Chinese policymakers, through deliberate 'good policy', maximized these opportunities. A key orientation was 'reform and opening' (gaige kaifang), recognizing that domestic economic reform required increasing openness to trade and investment. This led to policies like the establishment of Special Economic Zones (SEZs) in the early 1980s and joining the WTO in 2001, all designed to maximize opportunities for exporters. The second major policy focus was robust infrastructure development, including ports, roads, power plants, and telecommunications networks along China's coastline. This confluence of factors resulted in a unique, and probably unrepeatable, combination by the early 2000s: low, developing-country labor costs paired with good, almost-rich-country infrastructure, creating an irresistible platform for export-oriented manufacturing. A later infrastructure drive in the interior helped integrate the internal market.

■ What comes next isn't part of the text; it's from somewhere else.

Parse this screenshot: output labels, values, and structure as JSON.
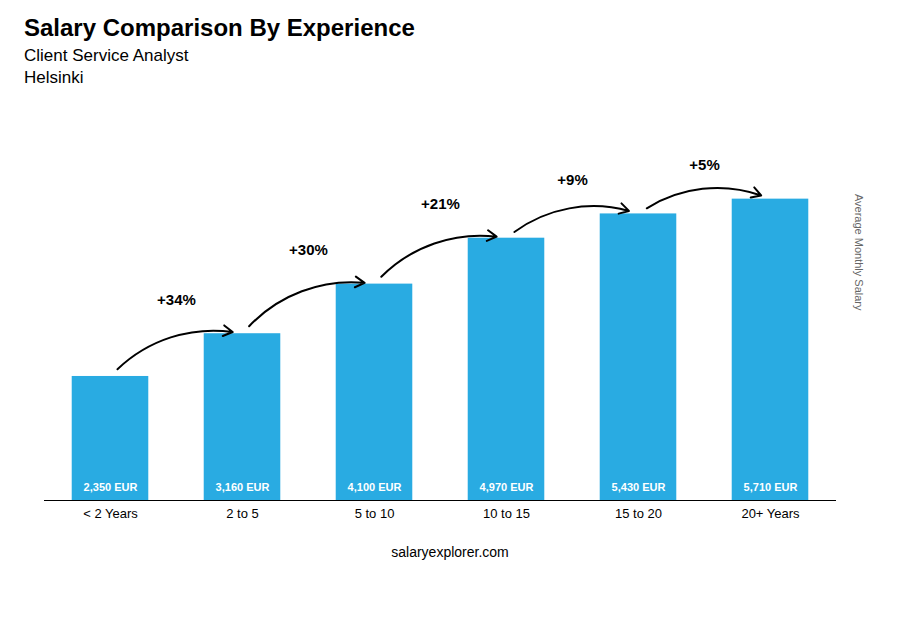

The industrial policy evolved through different phases. Deng Xiaoping's initial policy shifted from capital-intensive heavy industry to labor-intensive light industry, focusing on light industrial exports for foreign exchange, establishing SEZs, implementing price reforms, and increasing tolerance for private enterprises. This led to impressive results: between 1978 and 1990, consumer goods with market-set prices rose from zero to 70 percent, industrial output increased sixfold, SOE share fell from 78 percent to 54 percent, and annual exports sextupled from US$10 billion to US$62 billion. The economy grew at an average annual rate of 10 percent from 1979-1988. Under Jiang Zemin and Zhu Rongji in the 1990s, reforms accelerated, emphasizing attracting foreign investment and building export industries; FDI surged to $45 billion in 1997, and exports quadrupled from $62 billion to $266 billion between 1990 and 2001. During Hu Jintao's administration (2003-2012), industrial policy adopted a more statist approach, prioritizing large infrastructure projects, strengthening SOEs, and slowing market reforms, though exports still grew sixfold from $266 billion to $1.4 trillion between 2001 and 2008 due to favorable external conditions like WTO entry and global demand surges.